Many older partnership deeds include a compulsory retirement age for partners, often specified as aged 65. Should a GP wish to continue working beyond this age, annual written approval from the other partners is commonly required.

On the face of it, such a clause  is discriminatory, in breach of the Equality Act, and therefore unenforceable. But if you are looking to include the clause in your current partnership deed, or if it is already in your deed and you are considering taking action to enforce it, what are the chances of success?

Case study: A law firm’s business needs vs discrimination

A long-running case regarding mandatory retirement ages for partners has set a precedent for future allegations of age discrimination. The retiree in question was the senior partner at a law firm in Kent, who was asked to retire at age 65 in compliance with the partnership deed. The courts found that in most circumstances, it would be discriminatory to attempt to enforce such a clause. This is consistent with the normal position for employees.

The tribunal did however distinguish the situation for partners, and concluded that in certain circumstances it would be acceptable to enforce a compulsory retirement age where the overall benefits to the business merited doing so: “Any determination has to weigh up the needs of the partnership against the harm caused by the discriminatory treatment”.

The key features of the ‘business benefits’ considered by the tribunal were enabling career progression for junior lawyers and, to a lesser extent, avoiding awkward conversations with ageing partners about their deteriorating performance.

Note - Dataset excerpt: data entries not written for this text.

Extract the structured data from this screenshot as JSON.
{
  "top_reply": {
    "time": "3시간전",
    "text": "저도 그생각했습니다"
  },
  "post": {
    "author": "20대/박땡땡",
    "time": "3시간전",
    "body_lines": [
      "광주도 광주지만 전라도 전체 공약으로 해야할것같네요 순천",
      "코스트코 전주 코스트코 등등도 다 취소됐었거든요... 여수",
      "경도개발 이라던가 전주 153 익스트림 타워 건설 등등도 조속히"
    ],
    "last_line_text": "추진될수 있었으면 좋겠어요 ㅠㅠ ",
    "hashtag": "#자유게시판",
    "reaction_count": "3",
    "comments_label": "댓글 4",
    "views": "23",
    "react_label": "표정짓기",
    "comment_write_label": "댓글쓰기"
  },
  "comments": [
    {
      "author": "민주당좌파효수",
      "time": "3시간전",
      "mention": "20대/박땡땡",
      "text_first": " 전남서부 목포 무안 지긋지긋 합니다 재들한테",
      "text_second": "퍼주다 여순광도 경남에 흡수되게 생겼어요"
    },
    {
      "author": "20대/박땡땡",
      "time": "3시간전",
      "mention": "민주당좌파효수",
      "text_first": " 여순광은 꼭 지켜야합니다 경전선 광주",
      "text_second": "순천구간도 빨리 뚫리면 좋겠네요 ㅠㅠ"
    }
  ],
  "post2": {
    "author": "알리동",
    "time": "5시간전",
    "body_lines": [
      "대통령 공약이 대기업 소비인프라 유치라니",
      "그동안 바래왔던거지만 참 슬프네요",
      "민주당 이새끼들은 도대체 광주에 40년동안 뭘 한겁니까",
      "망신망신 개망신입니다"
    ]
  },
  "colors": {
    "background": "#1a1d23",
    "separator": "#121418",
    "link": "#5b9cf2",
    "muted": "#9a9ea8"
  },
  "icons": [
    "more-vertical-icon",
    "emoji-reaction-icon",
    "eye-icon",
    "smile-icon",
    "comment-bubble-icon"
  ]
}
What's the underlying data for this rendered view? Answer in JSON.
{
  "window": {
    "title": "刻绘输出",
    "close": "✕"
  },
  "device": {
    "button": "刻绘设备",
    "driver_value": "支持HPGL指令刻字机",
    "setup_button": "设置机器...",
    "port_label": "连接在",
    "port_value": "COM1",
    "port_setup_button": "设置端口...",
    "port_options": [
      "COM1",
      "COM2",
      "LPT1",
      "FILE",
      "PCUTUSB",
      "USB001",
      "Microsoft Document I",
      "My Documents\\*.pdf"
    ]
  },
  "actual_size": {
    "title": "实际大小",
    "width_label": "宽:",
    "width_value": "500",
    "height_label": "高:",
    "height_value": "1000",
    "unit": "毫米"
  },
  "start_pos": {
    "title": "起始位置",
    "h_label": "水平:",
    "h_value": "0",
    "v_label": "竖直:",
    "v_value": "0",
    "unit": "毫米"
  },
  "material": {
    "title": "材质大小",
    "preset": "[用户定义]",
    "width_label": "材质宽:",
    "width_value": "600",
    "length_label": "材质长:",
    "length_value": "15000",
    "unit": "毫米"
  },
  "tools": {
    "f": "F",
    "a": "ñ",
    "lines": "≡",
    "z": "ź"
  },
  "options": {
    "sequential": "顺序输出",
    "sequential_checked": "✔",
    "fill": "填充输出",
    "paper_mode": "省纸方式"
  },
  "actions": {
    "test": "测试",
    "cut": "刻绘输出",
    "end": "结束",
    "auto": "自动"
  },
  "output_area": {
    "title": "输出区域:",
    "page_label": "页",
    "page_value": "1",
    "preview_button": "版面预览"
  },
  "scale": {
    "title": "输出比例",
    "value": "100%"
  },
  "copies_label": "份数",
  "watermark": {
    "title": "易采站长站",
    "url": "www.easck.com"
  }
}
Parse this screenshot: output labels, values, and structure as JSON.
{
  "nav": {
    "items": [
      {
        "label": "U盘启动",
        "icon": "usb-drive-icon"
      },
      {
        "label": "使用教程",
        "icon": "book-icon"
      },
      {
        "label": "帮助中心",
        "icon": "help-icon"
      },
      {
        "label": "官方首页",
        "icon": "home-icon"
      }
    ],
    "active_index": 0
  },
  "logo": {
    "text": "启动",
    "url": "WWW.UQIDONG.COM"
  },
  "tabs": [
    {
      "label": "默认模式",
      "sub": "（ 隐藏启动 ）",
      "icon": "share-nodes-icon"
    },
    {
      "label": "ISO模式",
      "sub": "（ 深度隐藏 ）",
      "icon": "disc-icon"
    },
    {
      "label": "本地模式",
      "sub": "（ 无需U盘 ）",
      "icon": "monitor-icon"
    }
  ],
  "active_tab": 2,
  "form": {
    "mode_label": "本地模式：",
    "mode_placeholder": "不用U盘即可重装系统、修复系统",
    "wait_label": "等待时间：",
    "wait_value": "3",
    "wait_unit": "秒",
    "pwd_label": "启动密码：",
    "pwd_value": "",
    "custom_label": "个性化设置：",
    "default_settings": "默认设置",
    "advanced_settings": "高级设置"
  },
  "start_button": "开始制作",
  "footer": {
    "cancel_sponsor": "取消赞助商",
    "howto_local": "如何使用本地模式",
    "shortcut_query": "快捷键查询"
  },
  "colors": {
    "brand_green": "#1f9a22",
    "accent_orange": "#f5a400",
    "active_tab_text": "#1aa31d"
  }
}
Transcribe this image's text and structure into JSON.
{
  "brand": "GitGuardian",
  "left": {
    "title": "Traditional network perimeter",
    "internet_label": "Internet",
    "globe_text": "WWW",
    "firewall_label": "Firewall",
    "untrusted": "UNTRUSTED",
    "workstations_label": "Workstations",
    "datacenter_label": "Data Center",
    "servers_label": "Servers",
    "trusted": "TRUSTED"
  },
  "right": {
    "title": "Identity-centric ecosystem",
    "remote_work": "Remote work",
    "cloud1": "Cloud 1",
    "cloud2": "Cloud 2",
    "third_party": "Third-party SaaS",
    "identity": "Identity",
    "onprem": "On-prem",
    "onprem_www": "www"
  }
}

This is in some ways a surprising outcome, since in most progressive law firms aspiring partners are expected to achieve partnership by winning new work rather than simply taking over someone else’s hard-won clients, and because a well-drafted partnership deed should already have addressed issues of underperformance.

Partner retirement from GP practices 

Nobody has yet tested the case for mandatory retirement from a GP partnership in law, although we think it is only a matter of time before they do. Whether a judge would arrive at the same decision remains to be seen, but it seems clear to us that there are some significant differences between a GP partnership and a legal partnership.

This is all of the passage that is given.